In this elegant new study Galen Johnson retrieves the concept of the beautiful through the framework of Merleau-Ponty’s aesthetics. Although Merleau-Ponty seldom spoke directly of beauty, his philosophy is essentially about the beautiful.
In Johnson’s formulation, the ontology of Flesh as element and the ontology of the Beautiful as elemental are folded together, for Desire, Love, and Beauty are part of the fabric of the world’s element, Flesh itself, the term at which Merleau-Ponty arrived to replace Substance, Matter, or Life as the name of Being.

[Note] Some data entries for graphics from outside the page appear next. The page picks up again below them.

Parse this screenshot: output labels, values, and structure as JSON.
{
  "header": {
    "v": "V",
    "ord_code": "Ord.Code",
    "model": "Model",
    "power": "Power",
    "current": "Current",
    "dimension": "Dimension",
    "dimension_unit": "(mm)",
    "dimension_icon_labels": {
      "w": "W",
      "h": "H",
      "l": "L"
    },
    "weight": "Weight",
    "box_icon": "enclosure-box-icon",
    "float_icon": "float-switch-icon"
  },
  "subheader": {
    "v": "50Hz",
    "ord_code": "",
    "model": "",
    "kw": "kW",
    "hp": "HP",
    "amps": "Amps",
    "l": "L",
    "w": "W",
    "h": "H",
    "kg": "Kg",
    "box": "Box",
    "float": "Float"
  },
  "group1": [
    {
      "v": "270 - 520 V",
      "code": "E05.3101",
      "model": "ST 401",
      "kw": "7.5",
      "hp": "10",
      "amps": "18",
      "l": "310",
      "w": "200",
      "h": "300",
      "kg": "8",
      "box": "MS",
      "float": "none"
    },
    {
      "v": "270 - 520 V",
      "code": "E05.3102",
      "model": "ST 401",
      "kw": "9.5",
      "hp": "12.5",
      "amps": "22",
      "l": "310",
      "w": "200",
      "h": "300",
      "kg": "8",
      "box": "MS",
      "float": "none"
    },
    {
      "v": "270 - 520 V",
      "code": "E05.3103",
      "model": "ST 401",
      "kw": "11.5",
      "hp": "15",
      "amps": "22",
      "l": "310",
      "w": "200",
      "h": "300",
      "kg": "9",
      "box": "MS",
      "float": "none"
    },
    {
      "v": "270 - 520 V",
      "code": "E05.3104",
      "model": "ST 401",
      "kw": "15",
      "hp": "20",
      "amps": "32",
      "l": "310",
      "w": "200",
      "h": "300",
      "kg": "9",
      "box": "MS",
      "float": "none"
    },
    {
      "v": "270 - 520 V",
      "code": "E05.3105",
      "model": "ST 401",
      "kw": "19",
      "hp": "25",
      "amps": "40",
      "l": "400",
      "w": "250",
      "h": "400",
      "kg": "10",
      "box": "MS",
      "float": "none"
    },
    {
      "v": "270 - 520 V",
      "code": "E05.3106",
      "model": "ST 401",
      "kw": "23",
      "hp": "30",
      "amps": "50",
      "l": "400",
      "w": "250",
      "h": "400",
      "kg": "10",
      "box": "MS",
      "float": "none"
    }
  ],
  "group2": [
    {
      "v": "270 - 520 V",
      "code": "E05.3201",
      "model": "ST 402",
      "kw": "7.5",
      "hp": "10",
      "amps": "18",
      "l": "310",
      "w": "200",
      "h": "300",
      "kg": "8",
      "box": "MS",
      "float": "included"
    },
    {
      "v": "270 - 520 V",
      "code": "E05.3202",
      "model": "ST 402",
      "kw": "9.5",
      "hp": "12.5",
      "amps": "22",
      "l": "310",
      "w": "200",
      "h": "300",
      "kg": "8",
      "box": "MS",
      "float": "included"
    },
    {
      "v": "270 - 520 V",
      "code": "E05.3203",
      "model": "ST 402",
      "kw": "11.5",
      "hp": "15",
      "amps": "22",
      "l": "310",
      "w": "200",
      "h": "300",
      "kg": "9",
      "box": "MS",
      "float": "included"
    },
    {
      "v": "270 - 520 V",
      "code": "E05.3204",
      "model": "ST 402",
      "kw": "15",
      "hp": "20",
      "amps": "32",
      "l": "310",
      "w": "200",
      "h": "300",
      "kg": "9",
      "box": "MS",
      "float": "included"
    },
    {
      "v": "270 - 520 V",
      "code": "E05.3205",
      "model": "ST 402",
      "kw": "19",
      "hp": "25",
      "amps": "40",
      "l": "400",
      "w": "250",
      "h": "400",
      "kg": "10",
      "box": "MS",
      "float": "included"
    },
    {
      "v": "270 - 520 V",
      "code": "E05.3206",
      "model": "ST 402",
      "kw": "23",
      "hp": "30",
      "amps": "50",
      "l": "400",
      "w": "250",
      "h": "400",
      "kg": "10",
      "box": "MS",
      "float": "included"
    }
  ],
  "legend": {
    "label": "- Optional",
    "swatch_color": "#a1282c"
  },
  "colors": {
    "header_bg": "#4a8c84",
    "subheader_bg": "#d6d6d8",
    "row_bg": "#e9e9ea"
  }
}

Merleau-Ponty’s Eye and Mind is at the core of the book, so Johnson engages, as Merleau-Ponty did, the writings and visual work of Paul Cézanne, Auguste Rodin, and Paul Klee, as well as Rilke’s commentary on Cézanne and Rodin. From these widely varying aesthetics emerge the fundamental themes of the retrieval of the beautiful: desire, repetition, difference, rhythm, and the sublime. The third part of Johnson’s book takes each of these up in turn, bringing Merleau-Ponty’s aesthetic thinking into dialogue with classical philosophy as well as Sartre, Heidegger, Nietzsche, and Deleuze. Johnson concludes his final chapter with a direct dialogue with Kant and Merleau-Ponty, and also Lyotard, on the subject of the beautiful and the sublime. As we experience with Rodin’s Balzac, beauty and the sublime blend into one another when the beautiful grows powerful, majestic, mysterious, and transcendent.